The toilet night-light (really!) or the special timer that reminds you to feed the dog (you’ve actually already got one of those and it’s called – your dog) are pretty awful, but there are a few that sound desperately lame but are actually really quite useful. Read on to find out more.
#1 A Light Up Alarm Clock
The last thing you want in the middle of the holiday season is something that reminds you you’ve got to get up for work – but this is waking up with a twist. This particular light up alarm clock simulates a sunrise to make waking up a more pleasant experience than the continual beeping of a traditional alarm or the default ringtone on your phone.
If you don’t take to mornings that well, especially dark winter mornings, or you are fond of a big night out, the exact opposite of a rude awakening could be exactly what the doctor ordered.
#2. Gift Vouchers
Anyone who’s been alive since the middle of the last century will have had one of these in their stocking at some point. Seen by some as a bit of a lazy present they are actually a lot more thoughtful than you might think.
Young teens are notoriously difficult to buy for, which means they get a lot of gift vouchers for birthdays and at Christmas.
The recipient can use the voucher for a luxury, or something they’ve been wanting but can’t afford. The sense of independence and personal choice that vouchers provide is particularly welcomed by teens.

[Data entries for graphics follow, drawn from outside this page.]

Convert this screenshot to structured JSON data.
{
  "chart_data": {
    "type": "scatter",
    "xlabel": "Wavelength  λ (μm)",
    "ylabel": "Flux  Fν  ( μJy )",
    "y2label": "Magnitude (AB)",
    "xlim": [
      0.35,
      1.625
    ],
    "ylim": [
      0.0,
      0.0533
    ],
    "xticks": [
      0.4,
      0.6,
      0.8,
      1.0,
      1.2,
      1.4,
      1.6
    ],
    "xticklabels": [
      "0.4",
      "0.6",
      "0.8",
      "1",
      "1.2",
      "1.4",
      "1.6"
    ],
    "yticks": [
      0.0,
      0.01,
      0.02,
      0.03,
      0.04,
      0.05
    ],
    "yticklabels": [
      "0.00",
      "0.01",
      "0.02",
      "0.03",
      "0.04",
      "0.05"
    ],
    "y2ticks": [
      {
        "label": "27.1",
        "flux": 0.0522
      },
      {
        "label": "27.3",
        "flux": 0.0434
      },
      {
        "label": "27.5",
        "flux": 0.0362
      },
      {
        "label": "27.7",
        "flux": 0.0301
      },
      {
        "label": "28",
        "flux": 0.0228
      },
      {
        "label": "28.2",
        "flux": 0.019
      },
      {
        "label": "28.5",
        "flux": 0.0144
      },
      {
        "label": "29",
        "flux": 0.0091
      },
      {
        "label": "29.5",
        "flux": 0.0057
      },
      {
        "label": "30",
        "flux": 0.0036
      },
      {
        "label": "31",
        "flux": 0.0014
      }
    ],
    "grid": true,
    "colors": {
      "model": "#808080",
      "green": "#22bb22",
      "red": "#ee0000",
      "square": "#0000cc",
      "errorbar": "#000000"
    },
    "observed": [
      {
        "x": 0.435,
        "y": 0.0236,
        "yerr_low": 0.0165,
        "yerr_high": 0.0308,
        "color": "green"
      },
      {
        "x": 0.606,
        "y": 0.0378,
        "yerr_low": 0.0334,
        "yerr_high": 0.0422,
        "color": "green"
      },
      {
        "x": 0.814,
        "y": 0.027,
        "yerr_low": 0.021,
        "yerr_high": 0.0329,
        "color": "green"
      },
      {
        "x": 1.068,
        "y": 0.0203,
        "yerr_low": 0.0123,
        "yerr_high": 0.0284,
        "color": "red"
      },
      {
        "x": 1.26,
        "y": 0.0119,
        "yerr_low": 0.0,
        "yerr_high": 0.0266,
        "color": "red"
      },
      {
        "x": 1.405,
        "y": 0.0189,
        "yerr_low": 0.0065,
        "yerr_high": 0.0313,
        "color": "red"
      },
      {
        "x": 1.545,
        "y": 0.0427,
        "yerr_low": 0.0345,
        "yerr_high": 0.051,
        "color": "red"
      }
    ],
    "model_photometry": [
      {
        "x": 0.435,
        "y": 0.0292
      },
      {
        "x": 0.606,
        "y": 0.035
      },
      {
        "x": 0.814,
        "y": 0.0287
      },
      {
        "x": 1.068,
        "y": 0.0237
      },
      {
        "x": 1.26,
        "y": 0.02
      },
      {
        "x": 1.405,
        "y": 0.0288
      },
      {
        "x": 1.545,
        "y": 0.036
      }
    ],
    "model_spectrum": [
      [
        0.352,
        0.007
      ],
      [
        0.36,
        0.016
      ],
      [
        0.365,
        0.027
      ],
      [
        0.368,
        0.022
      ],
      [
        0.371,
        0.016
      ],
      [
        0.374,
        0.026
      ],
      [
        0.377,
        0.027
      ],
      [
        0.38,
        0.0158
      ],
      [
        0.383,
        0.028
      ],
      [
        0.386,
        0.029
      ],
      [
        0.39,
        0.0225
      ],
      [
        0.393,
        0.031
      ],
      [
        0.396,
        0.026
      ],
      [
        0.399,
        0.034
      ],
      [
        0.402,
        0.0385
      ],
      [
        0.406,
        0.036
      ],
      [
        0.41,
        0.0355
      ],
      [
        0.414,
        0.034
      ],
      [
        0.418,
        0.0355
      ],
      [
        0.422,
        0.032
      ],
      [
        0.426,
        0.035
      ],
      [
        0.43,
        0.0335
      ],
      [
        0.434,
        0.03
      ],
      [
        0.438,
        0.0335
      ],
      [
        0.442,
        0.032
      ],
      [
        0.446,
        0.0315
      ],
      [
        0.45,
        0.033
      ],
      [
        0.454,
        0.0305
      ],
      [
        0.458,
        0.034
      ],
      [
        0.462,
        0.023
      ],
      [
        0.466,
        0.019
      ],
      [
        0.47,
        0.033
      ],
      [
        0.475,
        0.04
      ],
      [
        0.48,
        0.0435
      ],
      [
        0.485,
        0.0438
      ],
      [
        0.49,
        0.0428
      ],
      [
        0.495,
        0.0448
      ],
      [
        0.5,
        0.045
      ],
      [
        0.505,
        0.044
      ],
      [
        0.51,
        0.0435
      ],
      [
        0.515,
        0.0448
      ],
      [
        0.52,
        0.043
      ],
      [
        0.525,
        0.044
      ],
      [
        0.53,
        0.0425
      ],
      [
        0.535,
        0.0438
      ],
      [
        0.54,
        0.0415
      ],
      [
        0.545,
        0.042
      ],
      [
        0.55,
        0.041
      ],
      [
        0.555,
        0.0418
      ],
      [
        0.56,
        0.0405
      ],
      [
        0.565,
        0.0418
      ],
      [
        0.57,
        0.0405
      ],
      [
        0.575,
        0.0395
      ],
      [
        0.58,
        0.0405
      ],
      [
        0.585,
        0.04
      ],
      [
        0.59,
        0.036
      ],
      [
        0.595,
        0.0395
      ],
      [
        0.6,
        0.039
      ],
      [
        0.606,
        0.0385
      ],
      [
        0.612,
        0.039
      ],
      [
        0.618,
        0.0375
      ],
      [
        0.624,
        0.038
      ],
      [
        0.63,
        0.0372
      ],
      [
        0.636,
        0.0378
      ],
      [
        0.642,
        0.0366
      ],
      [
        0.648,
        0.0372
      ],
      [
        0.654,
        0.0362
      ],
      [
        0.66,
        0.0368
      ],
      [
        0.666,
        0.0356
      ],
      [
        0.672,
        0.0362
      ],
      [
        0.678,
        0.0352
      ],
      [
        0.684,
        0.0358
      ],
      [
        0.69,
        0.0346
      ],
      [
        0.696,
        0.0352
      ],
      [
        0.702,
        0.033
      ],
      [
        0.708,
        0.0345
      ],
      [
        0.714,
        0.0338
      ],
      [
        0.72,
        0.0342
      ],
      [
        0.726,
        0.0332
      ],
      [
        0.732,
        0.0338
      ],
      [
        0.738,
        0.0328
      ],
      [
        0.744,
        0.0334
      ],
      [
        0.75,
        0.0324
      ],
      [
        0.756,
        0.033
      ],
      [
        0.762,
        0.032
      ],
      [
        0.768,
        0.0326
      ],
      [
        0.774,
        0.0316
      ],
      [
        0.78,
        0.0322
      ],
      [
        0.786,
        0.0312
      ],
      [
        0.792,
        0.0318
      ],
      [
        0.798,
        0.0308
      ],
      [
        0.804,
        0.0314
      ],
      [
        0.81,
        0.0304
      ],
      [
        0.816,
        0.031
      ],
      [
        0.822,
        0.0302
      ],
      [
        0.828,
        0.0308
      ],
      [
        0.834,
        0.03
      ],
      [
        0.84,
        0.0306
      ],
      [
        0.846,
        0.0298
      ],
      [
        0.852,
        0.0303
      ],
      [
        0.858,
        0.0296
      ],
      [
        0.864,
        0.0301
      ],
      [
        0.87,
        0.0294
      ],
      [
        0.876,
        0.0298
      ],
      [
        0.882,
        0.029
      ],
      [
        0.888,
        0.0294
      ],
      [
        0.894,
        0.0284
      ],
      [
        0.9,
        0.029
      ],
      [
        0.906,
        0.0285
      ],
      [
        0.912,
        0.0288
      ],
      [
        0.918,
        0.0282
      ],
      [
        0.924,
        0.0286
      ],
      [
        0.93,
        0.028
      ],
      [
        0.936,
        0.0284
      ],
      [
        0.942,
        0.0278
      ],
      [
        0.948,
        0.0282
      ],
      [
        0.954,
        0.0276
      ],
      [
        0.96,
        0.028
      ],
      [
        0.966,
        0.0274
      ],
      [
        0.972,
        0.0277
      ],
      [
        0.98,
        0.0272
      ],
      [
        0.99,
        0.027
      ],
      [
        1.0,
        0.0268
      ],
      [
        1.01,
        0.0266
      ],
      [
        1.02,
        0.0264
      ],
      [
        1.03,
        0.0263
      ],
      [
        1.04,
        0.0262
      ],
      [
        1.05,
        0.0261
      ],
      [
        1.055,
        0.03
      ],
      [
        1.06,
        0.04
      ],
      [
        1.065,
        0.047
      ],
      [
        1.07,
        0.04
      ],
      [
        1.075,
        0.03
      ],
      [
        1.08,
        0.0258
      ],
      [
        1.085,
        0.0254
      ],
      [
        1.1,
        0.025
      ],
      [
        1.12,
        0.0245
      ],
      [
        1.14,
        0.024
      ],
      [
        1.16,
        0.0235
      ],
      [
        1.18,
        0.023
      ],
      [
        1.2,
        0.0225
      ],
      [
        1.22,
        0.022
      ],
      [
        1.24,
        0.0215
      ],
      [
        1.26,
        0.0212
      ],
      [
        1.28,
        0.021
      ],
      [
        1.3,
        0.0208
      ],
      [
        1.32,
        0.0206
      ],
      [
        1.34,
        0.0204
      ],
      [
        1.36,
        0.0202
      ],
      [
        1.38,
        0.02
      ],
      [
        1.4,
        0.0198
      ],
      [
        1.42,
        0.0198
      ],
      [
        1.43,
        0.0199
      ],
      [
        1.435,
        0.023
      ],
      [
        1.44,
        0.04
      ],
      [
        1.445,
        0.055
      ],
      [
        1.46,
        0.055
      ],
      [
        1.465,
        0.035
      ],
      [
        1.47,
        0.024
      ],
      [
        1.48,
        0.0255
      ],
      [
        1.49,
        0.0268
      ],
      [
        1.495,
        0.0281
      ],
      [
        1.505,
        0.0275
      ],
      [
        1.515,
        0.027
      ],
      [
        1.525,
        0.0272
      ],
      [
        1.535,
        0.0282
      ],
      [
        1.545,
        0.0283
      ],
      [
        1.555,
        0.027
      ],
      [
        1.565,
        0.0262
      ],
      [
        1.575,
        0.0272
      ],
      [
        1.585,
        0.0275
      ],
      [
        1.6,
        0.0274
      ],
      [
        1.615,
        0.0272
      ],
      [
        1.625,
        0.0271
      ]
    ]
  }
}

Gift cards aren’t a lame gift provided they are for something the recipient actually wants. Places like www.giftsvouchers.co.uk take the guesswork out of it.
#3 USB Mug Warmer
It sounds like something you’d get in the Secret Santa at the office, but before you chuck it in your desk draw and go and make friends with whomever got a tin of Quality Street – think about this: How many cups of tea, coffee, or hot chocolate have you let get cold on your desk due to meetings, distractions or actually having to do your job? If the answer is less than double figures, then count again. If it’s in the hundreds – you’ll see the value in this.
It’s powered by your computer, so it’s not even running up your electricity bills (unless you work at the home of course).
But you’ll likely agree that this, along with an alarm you won’t want to throw across the room or a voucher you can spend on what you want, aren’t such lame presents after all.